The Government has been consistently working towards reinforcing the economic structure of the nation by promoting trade within the country. Witnessing a catena of changes in terms of policies, India has elevated its position in the race of the fastest growing economies. The schemes have been devised with the intent to create a commercially independent nation by focusing on increasing the output generation levels.
Commodities Derivatives Market
Commodities have commercial value and can be transacted. Being an agrarian economy, commodities market has a significant role to play in India. A commodity market is a market that trades in primary economic sector rather than manufactured products. Derivatives are instruments created with the main objective of minimizing the risks arising on account of price fluctuations deriving value from the underlaying assets.
Being monitored and controlled by the guidelines issued by the market regulator, The Securities Exchange Board of India (hereinafter referred to as “SEBI”), commodity derivative market is regulated in India involving trading, delivery and settlement of commodity transactions. Commodity derivative trading takes place through an organized exchange which ensure the proper conduct of such business transactions dealing with multiple or singular commodities, in accordance with the SEBI rules. Some of the commodities being traded via commodity derivative markets include agricultural products such as food grains, edible oils, spices, etc. and non-agricultural goods like metals, fuels, etc.

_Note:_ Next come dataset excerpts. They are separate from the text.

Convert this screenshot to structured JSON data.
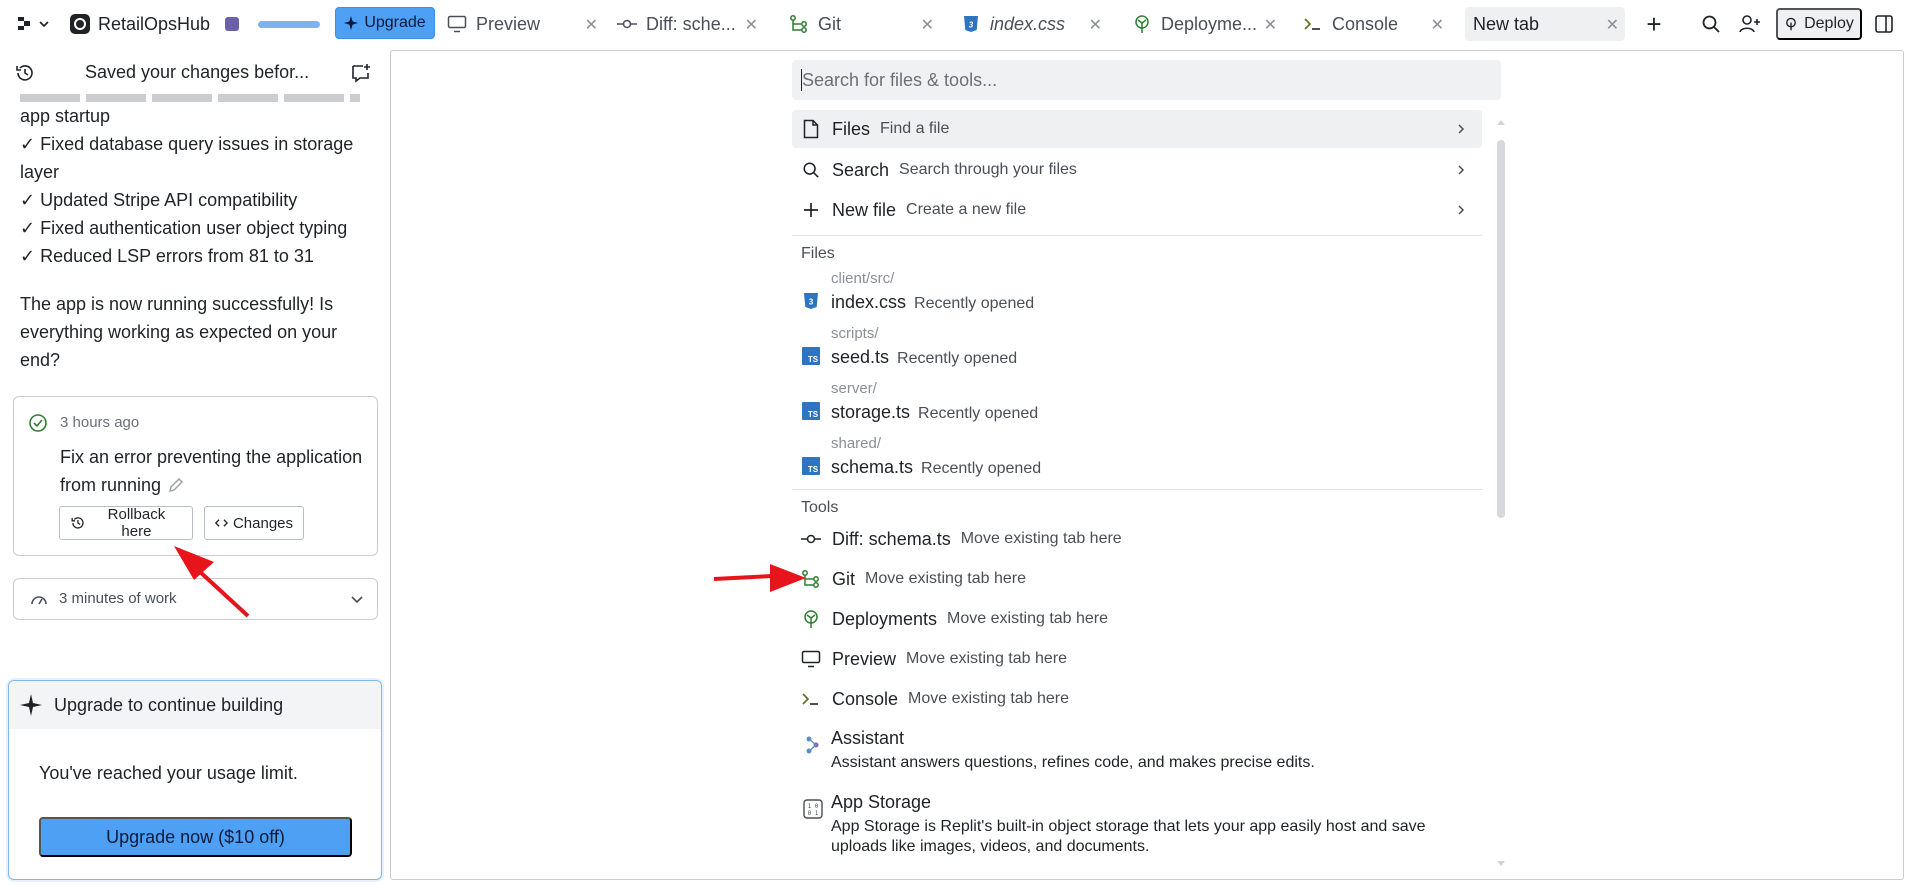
{
  "project": {
    "name": "RetailOpsHub"
  },
  "topbar": {
    "upgrade_label": "Upgrade",
    "usage_progress_percent": 100,
    "tabs": [
      {
        "label": "Preview",
        "icon": "monitor-icon"
      },
      {
        "label": "Diff: sche...",
        "icon": "git-commit-icon"
      },
      {
        "label": "Git",
        "icon": "git-branch-icon"
      },
      {
        "label": "index.css",
        "icon": "css-file-icon"
      },
      {
        "label": "Deployme...",
        "icon": "deployments-icon"
      },
      {
        "label": "Console",
        "icon": "terminal-icon"
      },
      {
        "label": "New tab",
        "icon": ""
      }
    ],
    "deploy_label": "Deploy"
  },
  "sidebar": {
    "title": "Saved your changes befor...",
    "messages": [
      "app startup",
      "✓ Fixed database query issues in storage",
      "layer",
      "✓ Updated Stripe API compatibility",
      "✓ Fixed authentication user object typing",
      "✓ Reduced LSP errors from 81 to 31"
    ],
    "closing_message": "The app is now running successfully! Is everything working as expected on your end?",
    "checkpoint": {
      "time": "3 hours ago",
      "title": "Fix an error preventing the application from running",
      "rollback_label": "Rollback here",
      "changes_label": "Changes"
    },
    "work": {
      "label": "3 minutes of work"
    },
    "upgrade_card": {
      "title": "Upgrade to continue building",
      "body": "You've reached your usage limit.",
      "button": "Upgrade now ($10 off)"
    }
  },
  "palette": {
    "search_placeholder": "Search for files & tools...",
    "actions": [
      {
        "name": "Files",
        "desc": "Find a file",
        "icon": "file-icon"
      },
      {
        "name": "Search",
        "desc": "Search through your files",
        "icon": "search-icon"
      },
      {
        "name": "New file",
        "desc": "Create a new file",
        "icon": "plus-icon"
      }
    ],
    "files_heading": "Files",
    "files": [
      {
        "path": "client/src/",
        "name": "index.css",
        "desc": "Recently opened",
        "icon": "css-file-icon"
      },
      {
        "path": "scripts/",
        "name": "seed.ts",
        "desc": "Recently opened",
        "icon": "ts-file-icon"
      },
      {
        "path": "server/",
        "name": "storage.ts",
        "desc": "Recently opened",
        "icon": "ts-file-icon"
      },
      {
        "path": "shared/",
        "name": "schema.ts",
        "desc": "Recently opened",
        "icon": "ts-file-icon"
      }
    ],
    "tools_heading": "Tools",
    "tools": [
      {
        "name": "Diff: schema.ts",
        "desc": "Move existing tab here",
        "icon": "git-commit-icon"
      },
      {
        "name": "Git",
        "desc": "Move existing tab here",
        "icon": "git-branch-icon"
      },
      {
        "name": "Deployments",
        "desc": "Move existing tab here",
        "icon": "deployments-icon"
      },
      {
        "name": "Preview",
        "desc": "Move existing tab here",
        "icon": "monitor-icon"
      },
      {
        "name": "Console",
        "desc": "Move existing tab here",
        "icon": "terminal-icon"
      }
    ],
    "extra_tools": [
      {
        "name": "Assistant",
        "desc": "Assistant answers questions, refines code, and makes precise edits.",
        "icon": "assistant-icon"
      },
      {
        "name": "App Storage",
        "desc": "App Storage is Replit's built-in object storage that lets your app easily host and save uploads like images, videos, and documents.",
        "icon": "storage-icon"
      }
    ]
  },
  "colors": {
    "accent": "#4ea0f5",
    "annotation_arrow": "#e8141b",
    "git_green": "#2f7d32",
    "ts_blue": "#2f74c0"
  }
}
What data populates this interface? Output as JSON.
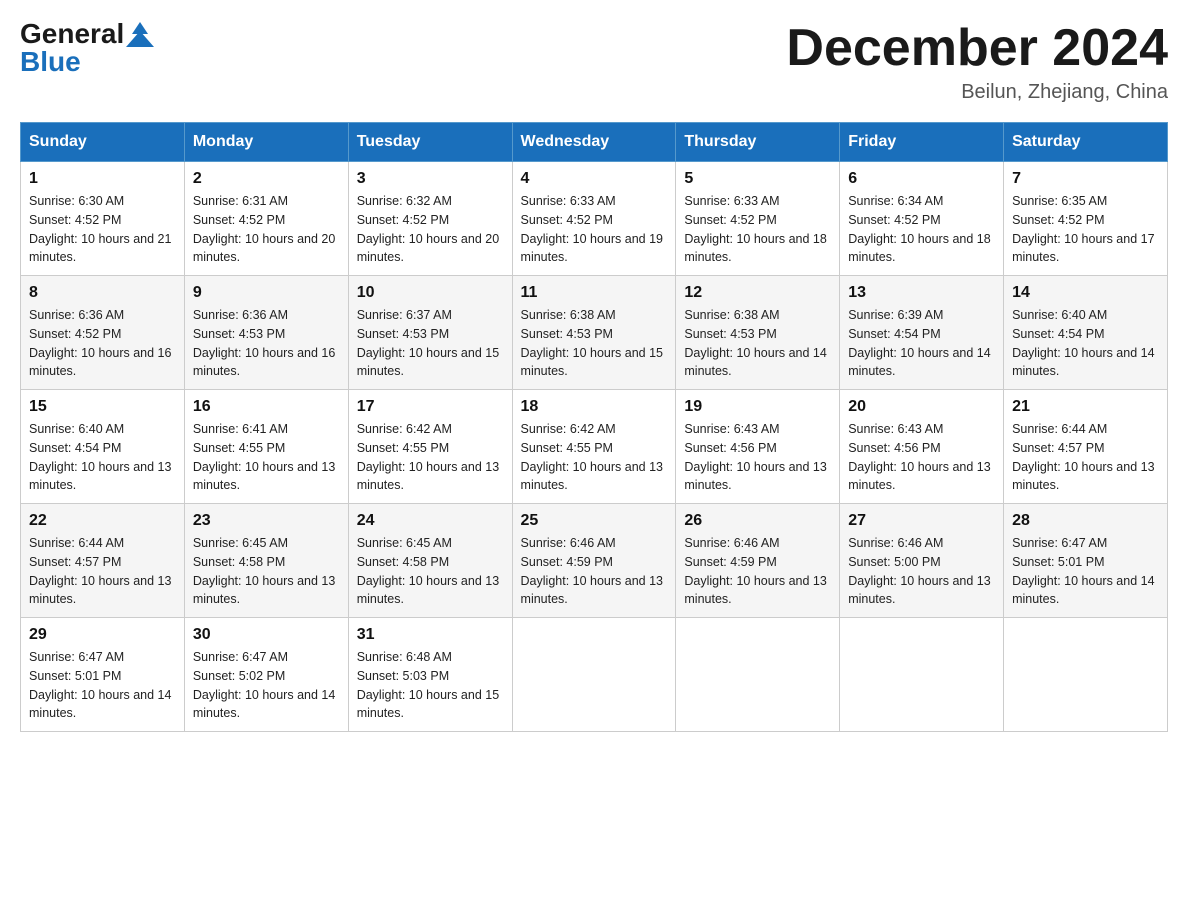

Considering the importance of the foreign resources being valuable funding sources and price uncertainty of commodity markets, the Government on October 9, 2018, has enabled foreign entities to hedge their price risk in the Indian commodity derivatives market. Some of the features of the Regulatory framework for Eligible Foreign Entities (hereinafter referred to as “EFE”) in Commodity Derivatives Segment are listed below:
- Eligibility of EFEs
- EFE shall have actual exposure to Indian physical commodity markets;
- EFE is resident in a country/jurisdiction whose securities market regulator and/or commodity derivatives market regulator approved by SEBI;
- EFEs are also registered with SEBI as Foreign Portfolio Investors or Foreign Venture Capital Investors;
- Net-worth requirement of EFE is USD 500,000.
- Registration of EFEs
- To register EFE are required to approach Authorized Stock Brokers (hereinafter referred to as “ASBs”) from amongst the Brokers which are registered under SEBI (Stock brokers and sub-brokers) Regulations, 1992 having minimum net-worth of INR 250,000,000 and are authorized by the Exchanges for opening of such accounts;
- ASB have to make arrangement with clearing bank, members and comply with the Financial Action Task Force Standards, Prevention of Money Laundering Act, 2002 and SEBI circulars;
- EFE are mandated to follow the applicable laws of the land;
- EFE shall submit the documents as directed by appropriate authorities from time to time;
- ASBs shall be responsible for carrying out due-diligence and complete necessary formalities/documentations;
- Know Your Customer requirements in line with Anti-Money Laundering Laws and valid Legal Entity Identifier are to be complied with by EFE;
- EFE shall not undertake any arbitrage/speculative transactions and the initiation and unwinding of hedge positions;
- Exchanges/Clearing Corporations shall put in place appropriate risk management systems for allowing EFE to take positions in eligible commodities;
- Exchanges shall put in place a mechanism to monitor the limits as well as physical exposure of an EFE;
- The Exchanges on daily basis shall disclose on their website the hedge limit allocated to such EFEs.
The new norms introduced by SEBI permit the foreign entities to enter into Indian commodity derivative markets taking it to an international level.